2. Make the Orange Sauce
- Combine orange juice, zest, soy sauce, sugars, vinegar, garlic, ginger, chili flakes/sriracha, and cornstarch in a saucepan.
- Whisk well to dissolve the cornstarch completely.
- Simmer over medium heat for 7 minutes until thickened and glossy.
3. Combine
- Add fried chicken to a large bowl.
- Pour hot orange sauce over the chicken.
- Toss gently to coat evenly.
- Serve immediately over rice, noodles, or vegetables.
Tips / Storage / FAQs
Tips for Perfect Orange Chicken
- Use thighs for juicier meat—they stay tender even when fried.
- Oil must be hot (375°F) so the coating crisps without absorbing too much oil.
- Dissolve cornstarch before heating to prevent lumps in the sauce.
- Work in batches: overcrowding lowers oil temperature and softens the coating.
Storage
- Refrigerator: Store leftovers in an airtight container for 3–4 days (chicken will soften).
- Reheating: Microwave in 30–60 second bursts until steaming hot.
- Not ideal for freezing: The coating softens significantly.
FAQs
Can I make orange chicken without frying?
Yes! Try these alternatives:
- Stir-Fry Method: Cook chicken in 1–2 tablespoons of oil until browned and cooked through.
- Baked Nuggets: Use homemade or store-bought; toss in sauce after baking.
- Grilled Chicken: A lighter, flavorful option.
Can I make this gluten-free?
Yes—use cornstarch instead of flour and gluten-free soy sauce.
Can I make it spicier?
Add more crushed red pepper flakes, sriracha, or even chili oil.
Final Thoughts
This Copycat Panda Express Orange Chicken captures everything you love about the original—crispy chicken, tangy-sweet sauce, and a hint of heat—but with fresher ingredients and customizable flavors. Whether you fry, pan-sear, or bake the chicken, this easy weeknight recipe delivers restaurant-quality results in less than an hour. Pair it with steamed rice, chow mein, or stir-fried veggies for a complete homemade takeout experience.
📖 Recipe
Panda Express Orange Chicken
Ingredients
For the Chicken
- 1 pound chicken breasts or thighs cut into irregular 1-inch cubes
- 1 –2 cups self-rising flour or substitute cornstarch for gluten-free
- 2 large eggs whisked
- 3 cups oil for deep frying (or enough to submerge chicken)

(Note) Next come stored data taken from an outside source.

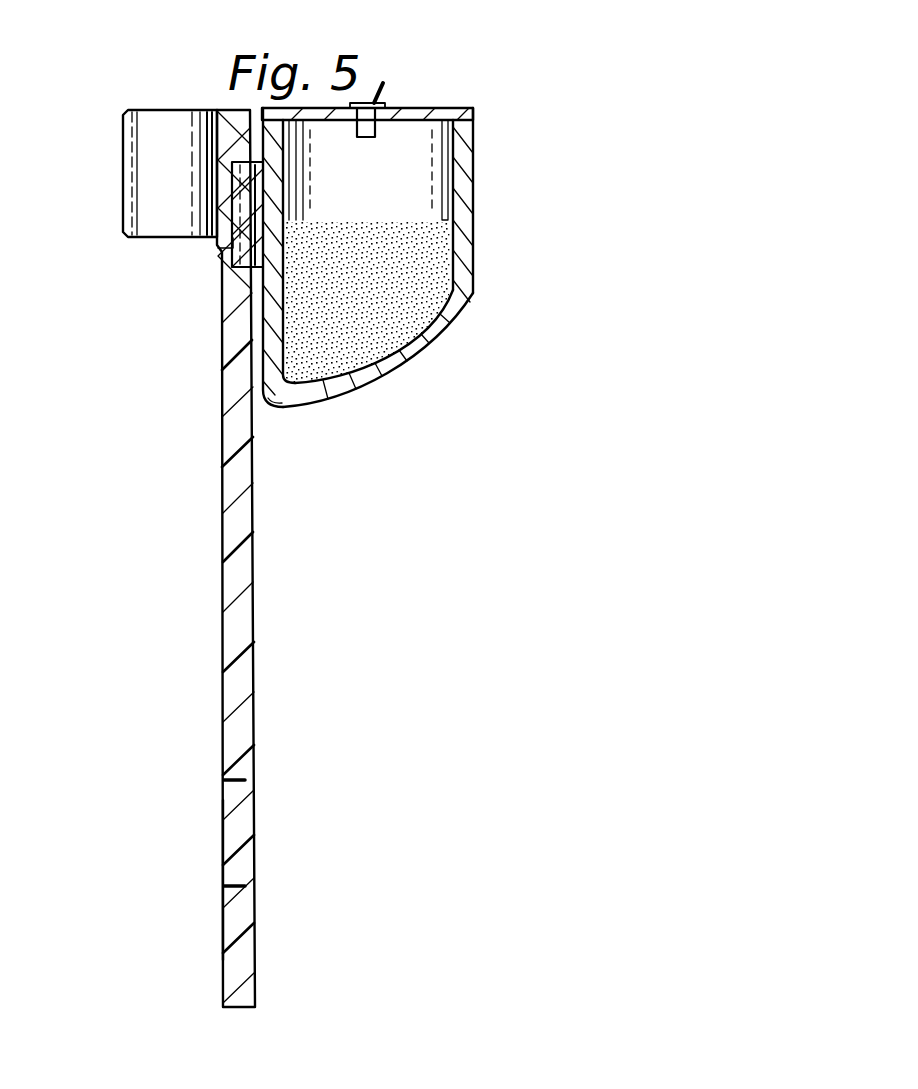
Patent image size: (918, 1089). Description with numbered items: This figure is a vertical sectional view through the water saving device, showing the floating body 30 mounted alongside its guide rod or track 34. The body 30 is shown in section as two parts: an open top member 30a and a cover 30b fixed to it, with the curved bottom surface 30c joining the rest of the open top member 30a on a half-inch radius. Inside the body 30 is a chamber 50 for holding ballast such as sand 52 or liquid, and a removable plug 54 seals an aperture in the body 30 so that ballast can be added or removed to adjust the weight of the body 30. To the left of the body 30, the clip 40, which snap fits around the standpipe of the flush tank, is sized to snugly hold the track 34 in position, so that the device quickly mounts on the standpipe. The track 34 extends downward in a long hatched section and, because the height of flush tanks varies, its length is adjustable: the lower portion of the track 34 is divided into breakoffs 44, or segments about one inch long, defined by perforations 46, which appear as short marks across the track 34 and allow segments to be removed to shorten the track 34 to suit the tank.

The floating body 30 is at (389, 264).
The open top member 30a is at (447, 343).
The cover 30b is at (425, 108).
The bottom surface 30c is at (352, 398).
The guide rod or track 34 is at (270, 557).
The clip 40 is at (127, 239).
The breakoffs 44 is at (223, 826).
The perforations 46 is at (223, 779).
The chamber 50 is at (387, 199).
The sand 52 is at (453, 231).
The removable plug 54 is at (383, 137).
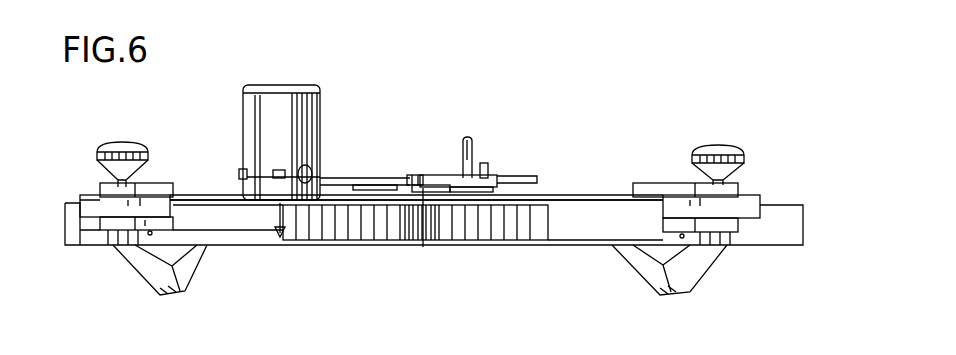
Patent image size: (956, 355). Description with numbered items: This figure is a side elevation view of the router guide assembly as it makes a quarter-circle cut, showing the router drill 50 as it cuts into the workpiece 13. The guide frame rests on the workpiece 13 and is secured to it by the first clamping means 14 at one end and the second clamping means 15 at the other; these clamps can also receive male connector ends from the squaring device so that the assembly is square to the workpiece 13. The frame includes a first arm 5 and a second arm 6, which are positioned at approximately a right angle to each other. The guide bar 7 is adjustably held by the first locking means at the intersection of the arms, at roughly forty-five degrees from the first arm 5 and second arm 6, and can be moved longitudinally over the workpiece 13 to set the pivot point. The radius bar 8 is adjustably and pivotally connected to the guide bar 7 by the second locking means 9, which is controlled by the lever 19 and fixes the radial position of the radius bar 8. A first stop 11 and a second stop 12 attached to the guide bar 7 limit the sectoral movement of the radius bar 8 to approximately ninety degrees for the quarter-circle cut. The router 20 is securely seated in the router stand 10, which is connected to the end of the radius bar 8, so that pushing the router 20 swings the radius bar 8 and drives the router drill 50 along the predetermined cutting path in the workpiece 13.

The first arm 5 is at (598, 193).
The second arm 6 is at (215, 205).
The guide bar 7 is at (430, 182).
The radius bar 8 is at (360, 178).
The second locking means 9 is at (455, 177).
The router stand 10 is at (240, 185).
The first stop 11 is at (503, 180).
The second stop 12 is at (380, 185).
The workpiece 13 is at (607, 236).
The first clamping means 14 is at (93, 198).
The second clamping means 15 is at (745, 200).
The lever 19 is at (473, 152).
The router 20 is at (318, 88).
The router drill 50 is at (277, 218).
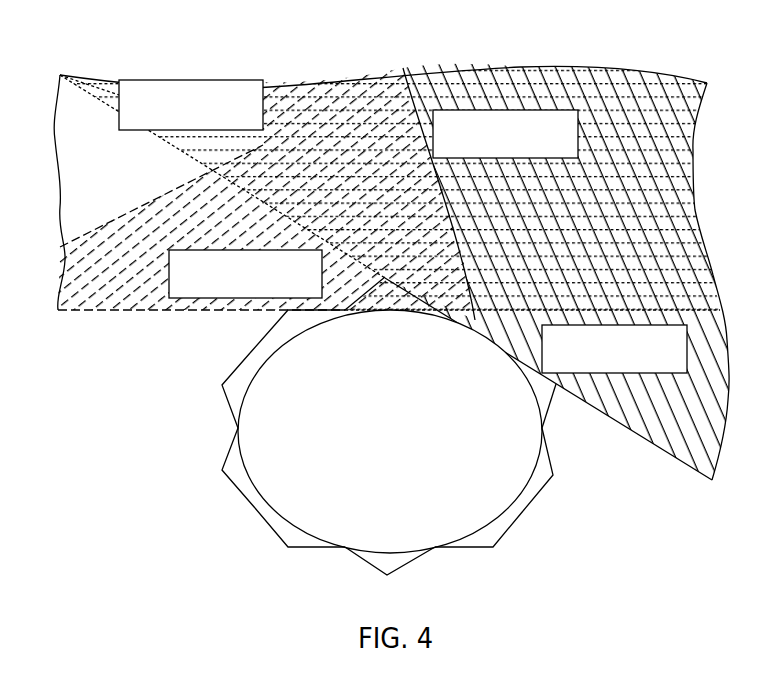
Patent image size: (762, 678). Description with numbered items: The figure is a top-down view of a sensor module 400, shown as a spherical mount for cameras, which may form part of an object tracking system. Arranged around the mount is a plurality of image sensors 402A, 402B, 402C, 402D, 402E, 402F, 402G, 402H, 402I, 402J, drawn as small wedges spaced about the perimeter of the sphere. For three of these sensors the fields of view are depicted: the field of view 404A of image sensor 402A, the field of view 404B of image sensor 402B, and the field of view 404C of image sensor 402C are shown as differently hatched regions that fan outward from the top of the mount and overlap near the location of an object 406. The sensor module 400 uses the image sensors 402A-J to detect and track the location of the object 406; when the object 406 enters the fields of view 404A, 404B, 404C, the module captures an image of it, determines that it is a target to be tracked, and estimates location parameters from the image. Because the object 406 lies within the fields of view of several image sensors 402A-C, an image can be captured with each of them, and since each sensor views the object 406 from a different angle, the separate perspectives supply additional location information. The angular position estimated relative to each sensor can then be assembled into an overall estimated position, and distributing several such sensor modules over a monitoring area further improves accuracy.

For the Orange Chicken Sauce
- Juice of 1 large orange about ¾ cup
- ¼ teaspoon orange zest
- 2 tablespoons soy sauce
- 3 tablespoons granulated sugar
- 1 tablespoon brown sugar
- ¼ cup rice wine vinegar
- 1 teaspoon crushed red pepper flakes or ½ teaspoon sriracha; more to taste
- 1 clove garlic minced
- 2 teaspoons cornstarch
- ⅛ teaspoon ground ginger
Instructions
Prepare the Chicken
- Heat oil in a deep fryer or heavy pot to 375°F.
- Place whisked eggs in one bowl and flour (or cornstarch) in another.
- Dip chicken pieces into egg, then coat fully in flour.
- Fry chicken in batches for 3–5 minutes, until golden brown and cooked through (165°F internal temperature).
- Transfer cooked chicken to a wire rack or paper towels.
Make the Orange Sauce
- Combine orange juice, zest, soy sauce, sugars, vinegar, garlic, ginger, chili flakes/sriracha, and cornstarch in a saucepan.
- Whisk well to dissolve the cornstarch completely.
- Simmer over medium heat for 7 minutes until thickened and glossy.
Combine
- Add fried chicken to a large bowl.
- Pour hot orange sauce over the chicken.
- Toss gently to coat evenly.
- Serve immediately over rice, noodles, or vegetables.
Notes
Yes! Try these alternatives: Stir-Fry Method: Cook chicken in 1–2 tablespoons of oil until browned and cooked through. Baked Nuggets: Use homemade or store-bought; toss in sauce after baking. Grilled Chicken: A lighter, flavorful option. Can I make this gluten-free?
Yes—use cornstarch instead of flour and gluten-free soy sauce. Can I make it spicier?
Add more crushed red pepper flakes, sriracha, or even chili oil.